In the world of Foster Care that seems particularly fragile.
As kids are brought into care the hope is that with supports their parent will pull things back together and the kids will return to them. We chose to hope for the Other Mother the best possible outcome. Time and effort is put into trying to help this happen. Sometimes that hope leads to disappointment… for both parent and child. The reality in the world of addictions and mental health is that there are many who don’t win the battle for freedom.
When the initial plan doesn’t work out the hope is that extended family will be willing and able to step in and welcome the kids back into the family dynamic. Relationships are explored and time is spent to see if this is the way forward for everyone. Sometimes family is not in a position that lets them take on the extra responsibility. Life is complicated and abruptly adding extra kids is daunting. This is often a fragile hope and a scary one for kids to explore! Taking the risk to get to know extended family and hope they will choose to step in while bracing themselves for disappointment.
The hope for a permanent home for these kids, that will provide for them a future of security and love, then turns to other sources. A Foster Home is never meant to be a permanent home. You prepare to love and nurture for a season and then let go. The relationship might last forever but the responsibility isn’t meant to. The hope is adoption, permanent guardian ship or what… how do we even know what to hope for.

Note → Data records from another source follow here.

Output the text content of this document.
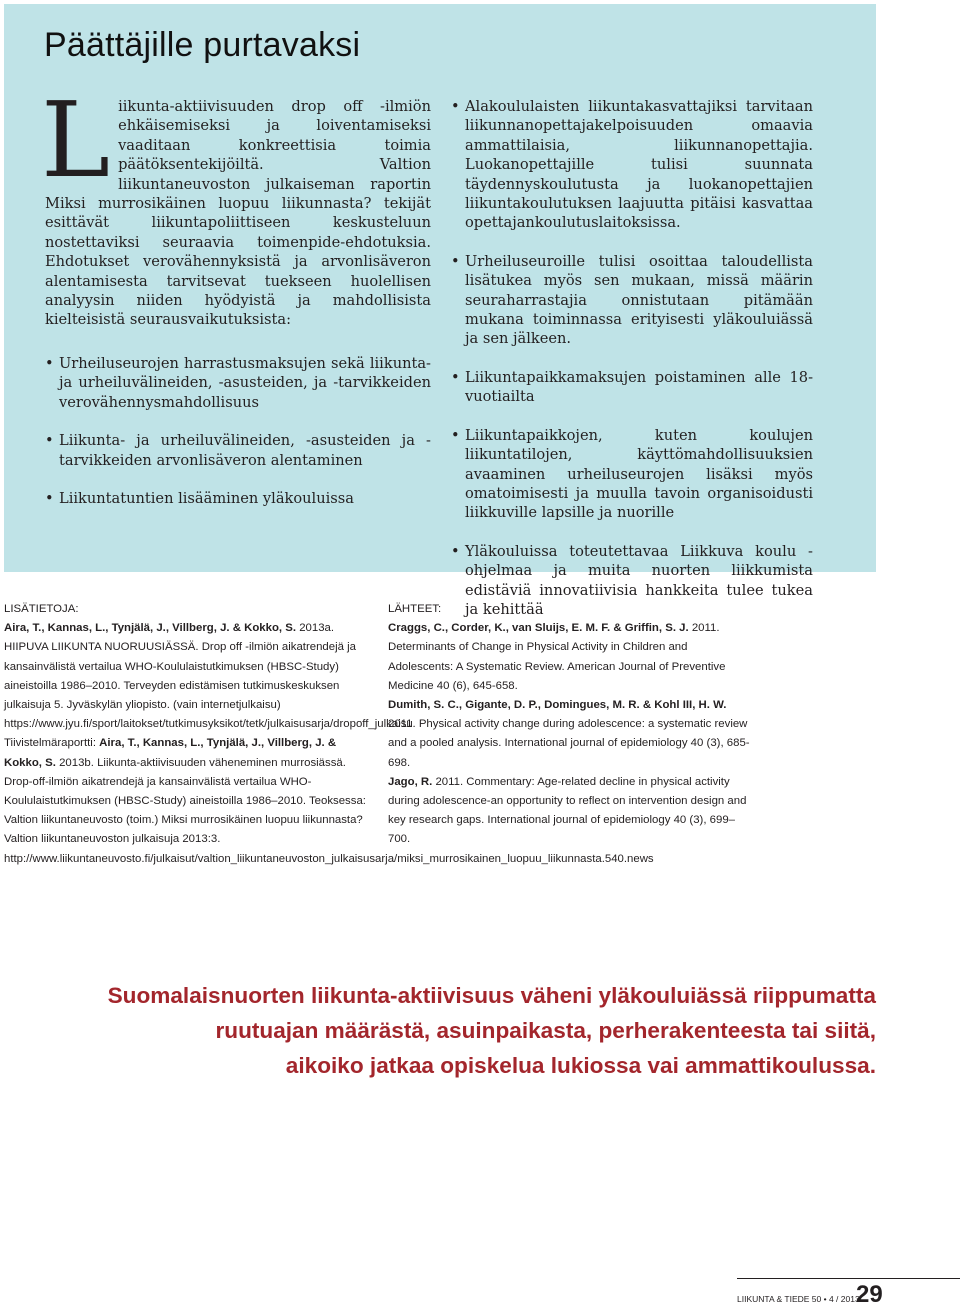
Päättäjille purtavaksi

Liikunta-aktiivisuuden drop off -ilmiön ehkäisemiseksi ja loiventamiseksi vaaditaan konkreettisia toimia päätöksentekijöiltä. Valtion liikuntaneuvoston julkaiseman raportin Miksi murrosikäinen luopuu liikunnasta? tekijät esittävät liikuntapoliittiseen keskusteluun nostettaviksi seuraavia toimenpide-ehdotuksia. Ehdotukset verovähennyksistä ja arvonlisäveron alentamisesta tarvitsevat tuekseen huolellisen analyysin niiden hyödyistä ja mahdollisista kielteisistä seurausvaikutuksista:

• Urheiluseurojen harrastusmaksujen sekä liikunta- ja urheiluvälineiden, -asusteiden, ja -tarvikkeiden verovähennysmahdollisuus
• Liikunta- ja urheiluvälineiden, -asusteiden ja -tarvikkeiden arvonlisäveron alentaminen
• Liikuntatuntien lisääminen yläkouluissa
• Alakoululaisten liikuntakasvattajiksi tarvitaan liikunnanopettajakelpoisuuden omaavia ammattilaisia, liikunnanopettajia. Luokanopettajille tulisi suunnata täydennyskoulutusta ja luokanopettajien liikuntakoulutuksen laajuutta pitäisi kasvattaa opettajankoulutuslaitoksissa.
• Urheiluseuroille tulisi osoittaa taloudellista lisätukea myös sen mukaan, missä määrin seuraharrastajia onnistutaan pitämään mukana toiminnassa erityisesti yläkouluiässä ja sen jälkeen.
• Liikuntapaikkamaksujen poistaminen alle 18-vuotiailta
• Liikuntapaikkojen, kuten koulujen liikuntatilojen, käyttömahdollisuuksien avaaminen urheiluseurojen lisäksi myös omatoimisesti ja muulla tavoin organisoidusti liikkuville lapsille ja nuorille
• Yläkouluissa toteutettavaa Liikkuva koulu -ohjelmaa ja muita nuorten liikkumista edistäviä innovatiivisia hankkeita tulee tukea ja kehittää

LISÄTIETOJA:

Aira, T., Kannas, L., Tynjälä, J., Villberg, J. & Kokko, S. 2013a. HIIPUVA LIIKUNTA NUORUUSIÄSSÄ. Drop off -ilmiön aikatrendejä ja kansainvälistä vertailua WHO-Koululaistutkimuksen (HBSC-Study) aineistoilla 1986–2010. Terveyden edistämisen tutkimuskeskuksen julkaisuja 5. Jyväskylän yliopisto. (vain internetjulkaisu) https://www.jyu.fi/sport/laitokset/tutkimusyksikot/tetk/julkaisusarja/dropoff_julkaisu

Tiivistelmäraportti: Aira, T., Kannas, L., Tynjälä, J., Villberg, J. & Kokko, S. 2013b. Liikunta-aktiivisuuden väheneminen murrosiässä. Drop-off-ilmiön aikatrendejä ja kansainvälistä vertailua WHO-Koululaistutkimuksen (HBSC-Study) aineistoilla 1986–2010. Teoksessa: Valtion liikuntaneuvosto (toim.) Miksi murrosikäinen luopuu liikunnasta? Valtion liikuntaneuvoston julkaisuja 2013:3. http://www.liikuntaneuvosto.fi/julkaisut/valtion_liikuntaneuvoston_julkaisusarja/miksi_murrosikainen_luopuu_liikunnasta.540.news

LÄHTEET:

Craggs, C., Corder, K., van Sluijs, E. M. F. & Griffin, S. J. 2011. Determinants of Change in Physical Activity in Children and Adolescents: A Systematic Review. American Journal of Preventive Medicine 40 (6), 645-658.

Dumith, S. C., Gigante, D. P., Domingues, M. R. & Kohl III, H. W. 2011. Physical activity change during adolescence: a systematic review and a pooled analysis. International journal of epidemiology 40 (3), 685-698.

Jago, R. 2011. Commentary: Age-related decline in physical activity during adolescence-an opportunity to reflect on intervention design and key research gaps. International journal of epidemiology 40 (3), 699–700.

Suomalaisnuorten liikunta-aktiivisuus väheni yläkouluiässä riippumatta
ruutuajan määrästä, asuinpaikasta, perherakenteesta tai siitä,
aikoiko jatkaa opiskelua lukiossa vai ammattikoulussa.
LIIKUNTA & TIEDE 50 • 4 / 2013
29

As an adult I look at all this and feel confounded by the complexity and difficulty of this journey. How do children navigate these waters? What do they see as they look ahead?
It never occurred to me growing up that my world would be anything other than being raised in a family that loved me. Even when tough times rocked the world I grew up in I never worried about having a place to call home. I didn’t have to “hope” for love and security. I had it. It seems that is how it should be.
This is what every child wants, and should have. This is what children in Foster Care face… hoping for something that should have been theirs in the first place.
How many times will they dare to hope for something in the face of disappointments.
My prayer is that we will give them a hope that lasts!